Now, in a predictable step, mercenary spyware companies are selling it.

Leveraging ads to remotely infect you with #Pegasus-like spyware.

Analogy: a devastating & unfixable backdoor chasing you device around the internet. Image
3/ The incentives are simple: ad companies will do everything they can to make sure you get tracked & shown ads.

So do their customers.

Even the newspapers that do good reporting on privacy.

All that effort has basically forced security vulnerabilities onto the entire world.
4/ Any network, government to corporate, university to nonprofit should BLOCK ALL ADS & TRACKING at the gateway.

We cannot expect users to individually fight trench warfare to protect their security against the ad industry colossus has been weaponized against them.
5/ Of course ads-that-hack-you have already made their way into the hands of dictatorships.

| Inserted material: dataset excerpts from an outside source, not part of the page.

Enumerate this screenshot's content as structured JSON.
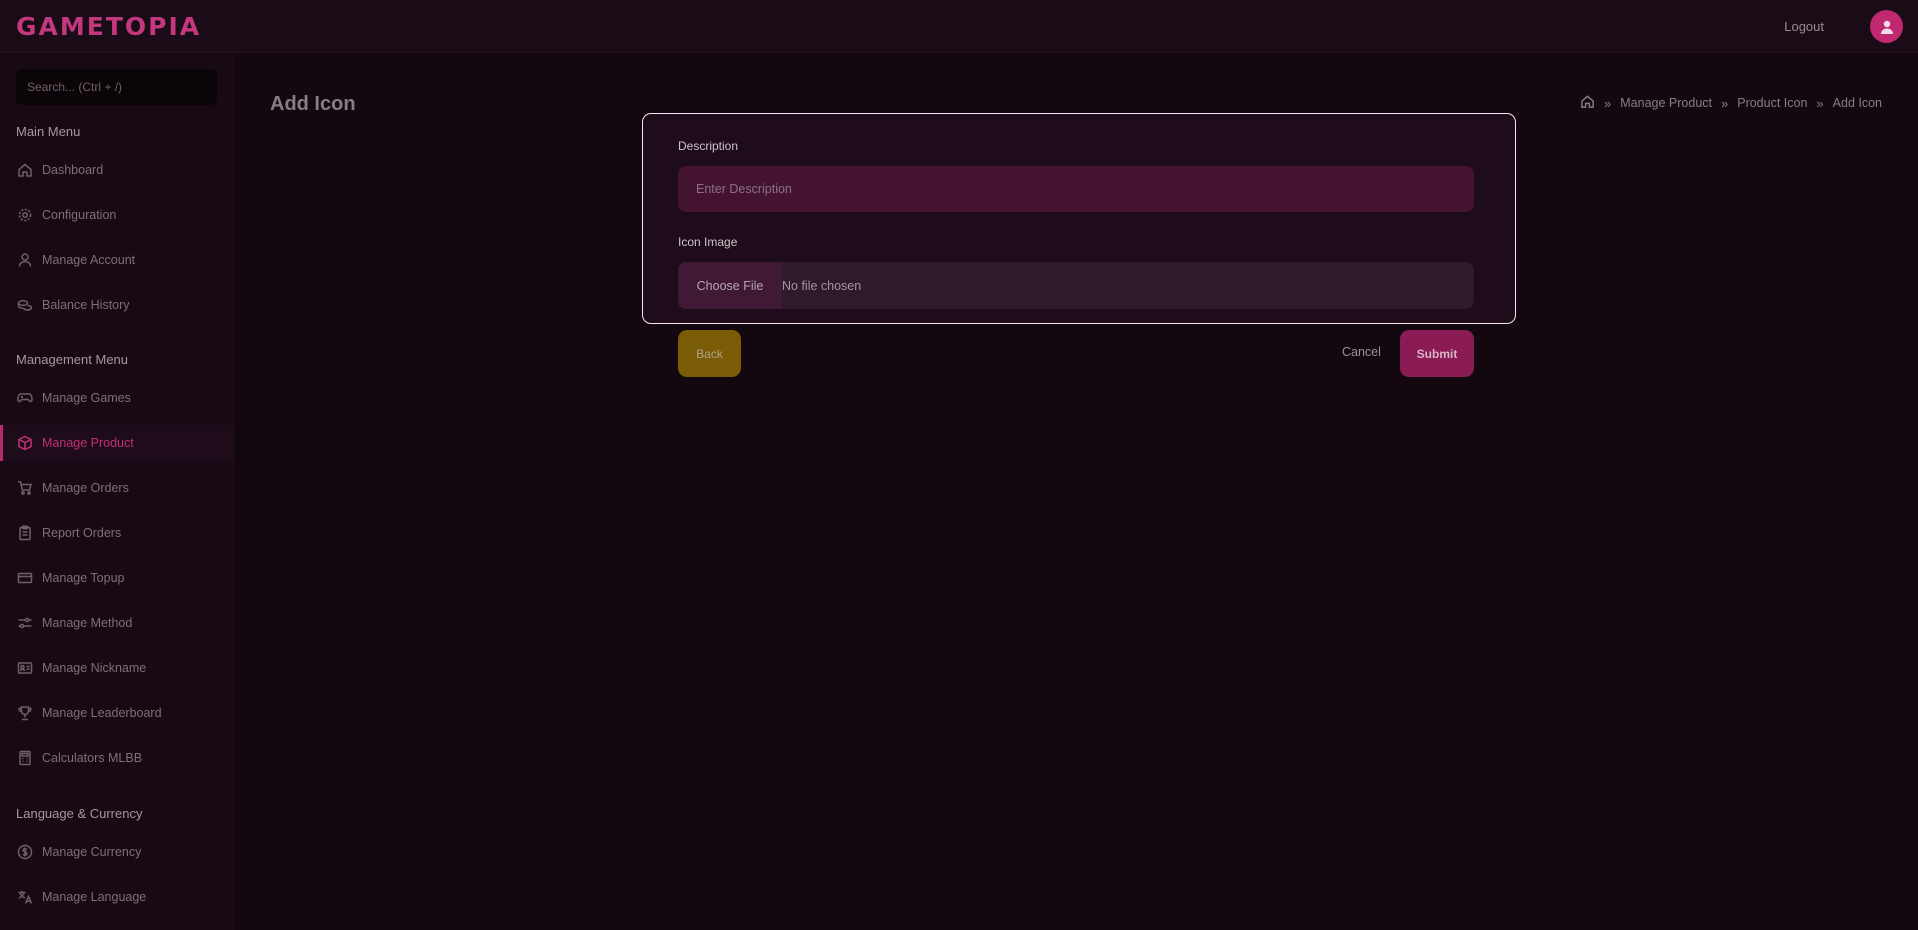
{
  "header": {
    "logo_text": "GAMETOPIA",
    "logout_label": "Logout",
    "avatar_icon": "user-icon"
  },
  "sidebar": {
    "search_placeholder": "Search... (Ctrl + /)",
    "sections": [
      {
        "title": "Main Menu",
        "items": [
          {
            "label": "Dashboard",
            "icon": "home-icon"
          },
          {
            "label": "Configuration",
            "icon": "gear-icon"
          },
          {
            "label": "Manage Account",
            "icon": "user-icon"
          },
          {
            "label": "Balance History",
            "icon": "coins-icon"
          }
        ]
      },
      {
        "title": "Management Menu",
        "items": [
          {
            "label": "Manage Games",
            "icon": "gamepad-icon"
          },
          {
            "label": "Manage Product",
            "icon": "box-icon",
            "active": true
          },
          {
            "label": "Manage Orders",
            "icon": "cart-icon"
          },
          {
            "label": "Report Orders",
            "icon": "clipboard-icon"
          },
          {
            "label": "Manage Topup",
            "icon": "card-icon"
          },
          {
            "label": "Manage Method",
            "icon": "sliders-icon"
          },
          {
            "label": "Manage Nickname",
            "icon": "id-card-icon"
          },
          {
            "label": "Manage Leaderboard",
            "icon": "trophy-icon"
          },
          {
            "label": "Calculators MLBB",
            "icon": "calculator-icon"
          }
        ]
      },
      {
        "title": "Language & Currency",
        "items": [
          {
            "label": "Manage Currency",
            "icon": "dollar-circle-icon"
          },
          {
            "label": "Manage Language",
            "icon": "translate-icon"
          }
        ]
      }
    ]
  },
  "main": {
    "page_title": "Add Icon",
    "breadcrumb": [
      "Manage Product",
      "Product Icon",
      "Add Icon"
    ],
    "form": {
      "description_label": "Description",
      "description_placeholder": "Enter Description",
      "description_value": "",
      "icon_image_label": "Icon Image",
      "file_button_label": "Choose File",
      "file_status": "No file chosen"
    },
    "actions": {
      "back_label": "Back",
      "cancel_label": "Cancel",
      "submit_label": "Submit"
    }
  },
  "colors": {
    "accent": "#c0286f",
    "back_button": "#7a5c07",
    "background": "#13080f"
  }
}
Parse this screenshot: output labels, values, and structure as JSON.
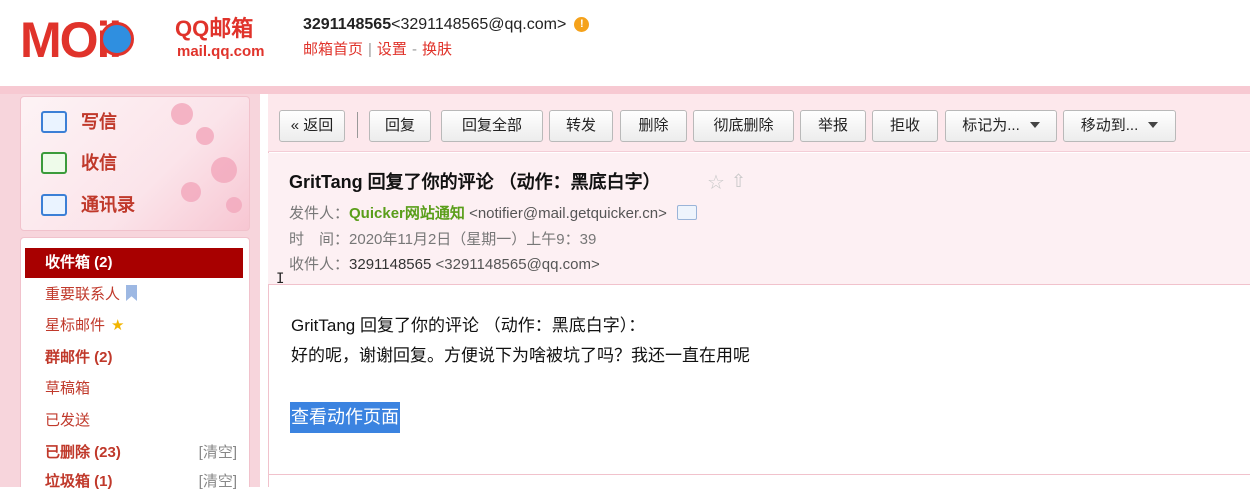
{
  "header": {
    "logo_main": "MOil",
    "logo_qq": "QQ邮箱",
    "logo_domain": "mail.qq.com",
    "user_name": "3291148565",
    "user_email": "<3291148565@qq.com>",
    "warn_glyph": "!",
    "links": [
      "邮箱首页",
      "设置",
      "换肤"
    ],
    "link_separators": [
      "|",
      "-"
    ]
  },
  "quick_actions": [
    {
      "label": "写信",
      "icon": "compose-icon"
    },
    {
      "label": "收信",
      "icon": "inbox-download-icon"
    },
    {
      "label": "通讯录",
      "icon": "contacts-icon"
    }
  ],
  "folders": [
    {
      "label": "收件箱 (2)",
      "active": true,
      "bold": true
    },
    {
      "label": "重要联系人",
      "icon": "bookmark-icon"
    },
    {
      "label": "星标邮件",
      "icon": "star-icon",
      "glyph": "★"
    },
    {
      "label": "群邮件 (2)",
      "bold": true
    },
    {
      "label": "草稿箱"
    },
    {
      "label": "已发送"
    },
    {
      "label": "已删除 (23)",
      "bold": true,
      "clear": "[清空]"
    },
    {
      "label": "垃圾箱 (1)",
      "bold": true,
      "clear": "[清空]"
    }
  ],
  "toolbar": {
    "back": "« 返回",
    "reply": "回复",
    "reply_all": "回复全部",
    "forward": "转发",
    "delete": "删除",
    "delete_permanent": "彻底删除",
    "report": "举报",
    "reject": "拒收",
    "mark_as": "标记为...",
    "move_to": "移动到..."
  },
  "mail": {
    "subject": "GritTang 回复了你的评论 （动作：黑底白字）",
    "star_glyph": "☆",
    "share_glyph": "⇧",
    "from_label": "发件人：",
    "from_name": "Quicker网站通知",
    "from_addr": "<notifier@mail.getquicker.cn>",
    "time_label": "时　间：",
    "time_value": "2020年11月2日（星期一）上午9：39",
    "to_label": "收件人：",
    "to_name": "3291148565",
    "to_addr": "<3291148565@qq.com>",
    "body_line1": "GritTang 回复了你的评论 （动作：黑底白字）：",
    "body_line2": "好的呢，谢谢回复。方便说下为啥被坑了吗？我还一直在用呢",
    "action_link": "查看动作页面"
  },
  "colors": {
    "brand_red": "#e0332b",
    "active_folder": "#a80000",
    "toolbar_bg": "#fde8ec",
    "sender_green": "#5a9e1a",
    "link_highlight": "#3b83e0"
  }
}
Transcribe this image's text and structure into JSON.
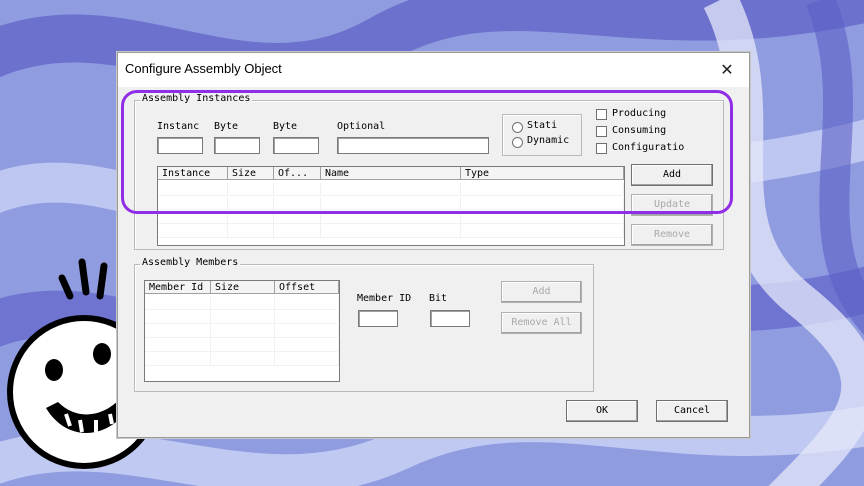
{
  "window": {
    "title": "Configure Assembly Object",
    "close_glyph": "✕"
  },
  "assembly_instances": {
    "legend": "Assembly Instances",
    "labels": {
      "instance": "Instanc",
      "byte1": "Byte",
      "byte2": "Byte",
      "optional": "Optional"
    },
    "values": {
      "instance": "",
      "byte1": "",
      "byte2": "",
      "optional": ""
    },
    "radios": [
      {
        "label": "Stati",
        "checked": false
      },
      {
        "label": "Dynamic",
        "checked": false
      }
    ],
    "checkboxes": [
      {
        "label": "Producing",
        "checked": false
      },
      {
        "label": "Consuming",
        "checked": false
      },
      {
        "label": "Configuratio",
        "checked": false
      }
    ],
    "table": {
      "headers": [
        "Instance",
        "Size",
        "Of...",
        "Name",
        "Type"
      ],
      "rows": []
    },
    "buttons": {
      "add": "Add",
      "update": "Update",
      "remove": "Remove"
    }
  },
  "assembly_members": {
    "legend": "Assembly Members",
    "table": {
      "headers": [
        "Member Id",
        "Size",
        "Offset"
      ],
      "rows": []
    },
    "labels": {
      "member_id": "Member ID",
      "bit": "Bit"
    },
    "values": {
      "member_id": "",
      "bit": ""
    },
    "buttons": {
      "add": "Add",
      "remove_all": "Remove All"
    }
  },
  "footer": {
    "ok": "OK",
    "cancel": "Cancel"
  },
  "decoration": {
    "highlight_color": "#8f2ee6",
    "face": "smiley-face-sticker"
  }
}
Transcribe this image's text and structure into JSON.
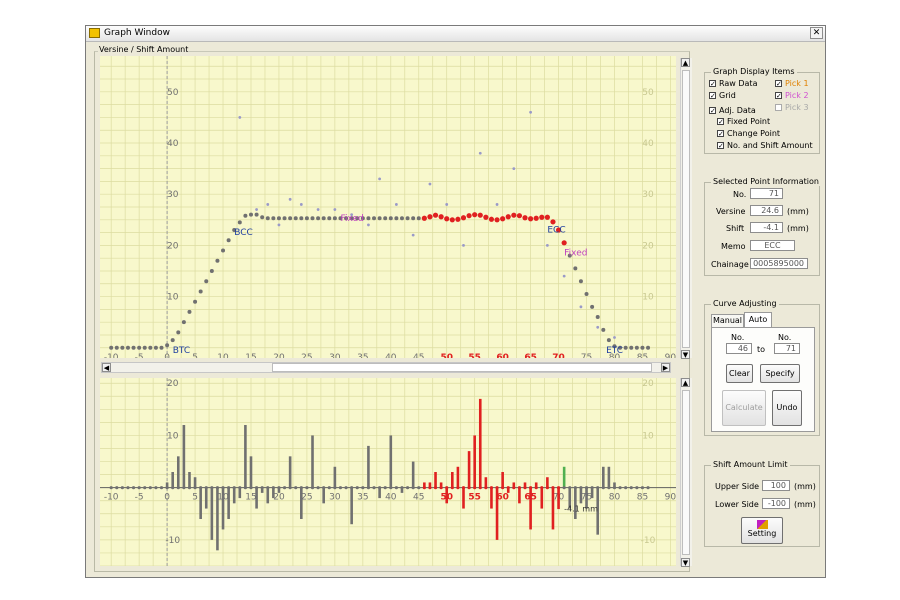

This is a terrifying zero-click frontier of compromise that we've largely sleepwalked into. Image
6/ "What can I do to stop this as an individual?"

Sure, you can use adblockers on your desktop browser, but that's a leaky band aid *at best.*

And Phones are a tricky place to do comprehensive ad-blocking.

The fact that so many apps incorporate ads makes it much, much worse.
7/ Here's one way you get hacked through ad networks

1️⃣I'm the bad guy, I find your phone using what ad networks know about you
2️⃣I send you an ad through their networks including malicious code

3️⃣ You scroll along & BOOM your phone = silently infected.

No action needed.
8/ Shoutout to @WydenPress @RonWyden who has been been tireless on malvertising.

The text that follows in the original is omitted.